Ablenkung und doch interessant

Robert buchte die Reise und wollte eigentlich nur mitteilen wann es los geht. Ablenkung und doch nur in seinem Interesse. Ich wusste es. Das ich nicht mitkommen könnte oder etwas anderes vor hätte zu diesem Zeitpunkt kam ihm gar nicht in den Sinn. Wieso das so ist? Weil es so ist. Auf den vielen Stufen unseres Lebens bisher, gab es oft Momente wo wir auf einer Stufe standen uns umsahen. Doch niemals hatte einer Lust zurück zu gehen. Es ging immer nur vorwärts aufwärts obwohl kein Ende der Stufen in Sicht war, wussten wir wohin uns unser Weg brachte. Mitten ins Leben, wobei nicht planen einfach folgen.
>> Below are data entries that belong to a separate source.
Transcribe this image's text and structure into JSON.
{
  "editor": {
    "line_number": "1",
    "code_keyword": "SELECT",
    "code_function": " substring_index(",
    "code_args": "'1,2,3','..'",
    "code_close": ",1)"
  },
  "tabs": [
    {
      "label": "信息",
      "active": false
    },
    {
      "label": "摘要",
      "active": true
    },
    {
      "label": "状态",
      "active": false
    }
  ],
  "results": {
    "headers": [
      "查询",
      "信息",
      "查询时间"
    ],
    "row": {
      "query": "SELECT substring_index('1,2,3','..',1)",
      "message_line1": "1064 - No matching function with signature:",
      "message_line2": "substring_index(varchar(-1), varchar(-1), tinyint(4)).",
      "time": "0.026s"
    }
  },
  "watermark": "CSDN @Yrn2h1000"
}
„Ich pack mir mal einiges zusammen. Du kennst mich ja, Koffer packen ist nicht meine Stärke.“ gab ich weiterhin nachdenklich zurück.

Ich mochte Deutschland.

Die Menschen sind frei und ehrlich. Sagen ihre Meinung auch wenn es mal dem Gegenüber nicht so schmeckt. Das mochte ich Ehrlichkeit und authentisch sein.

„Düsseldorf wir kommen.“ hörte ich meinen Freund jubeln.Am nächsten Morgen holten mich Robert und sein Vater ab. Roberts Vater war Pharmavertreter. Reiste unglaublich viel durch Europa. Seine Mutter war Professorin an der Med-Uni in Wien. Abteilung Neurologie. Ich hörte kurz dem Gespräch der Beiden zu.
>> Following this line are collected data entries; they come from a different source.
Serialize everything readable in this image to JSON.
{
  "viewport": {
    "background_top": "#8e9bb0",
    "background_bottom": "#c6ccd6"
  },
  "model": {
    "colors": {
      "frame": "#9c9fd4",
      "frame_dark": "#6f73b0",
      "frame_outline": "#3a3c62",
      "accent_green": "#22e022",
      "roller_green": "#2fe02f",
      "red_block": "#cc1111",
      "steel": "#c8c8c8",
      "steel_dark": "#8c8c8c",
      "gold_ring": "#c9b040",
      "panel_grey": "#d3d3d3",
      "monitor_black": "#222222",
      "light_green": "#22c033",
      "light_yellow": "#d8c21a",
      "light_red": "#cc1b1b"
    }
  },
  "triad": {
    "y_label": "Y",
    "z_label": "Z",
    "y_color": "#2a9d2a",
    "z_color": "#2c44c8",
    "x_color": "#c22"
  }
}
„Onkel Hartwig hat mich gestern noch mal angerufen und mir voll Freunde mitgeteilt das du dich jetzt doch entschieden hast sein Angebot anzunehmen. Du weißt ja Robert, mein Bruder ist ein Peitschen Knaller. Ablenkung und doch wirst du bei ihm bestehen, da bin ich sicher. Doch wenn du bei ihm bestehst, bestehst du überall.“ dabei lächelte der Vater meines Freundes.

„Ja ich weiß, Vater. Onkel Hart!“ gab mein Freund zurück. Er lächelte nicht. Er sah eher nachdenklich aus.

„Robert, ich weiß das du es locker schaffst. Hartwig braucht genau so einen wie dich. Jemand dem er nicht alles 100 mal erklären muss und jemand der selbst mal eine geniale Idee hat. So wie damals als ihr beide euch über Gentechnik unterhalten habt.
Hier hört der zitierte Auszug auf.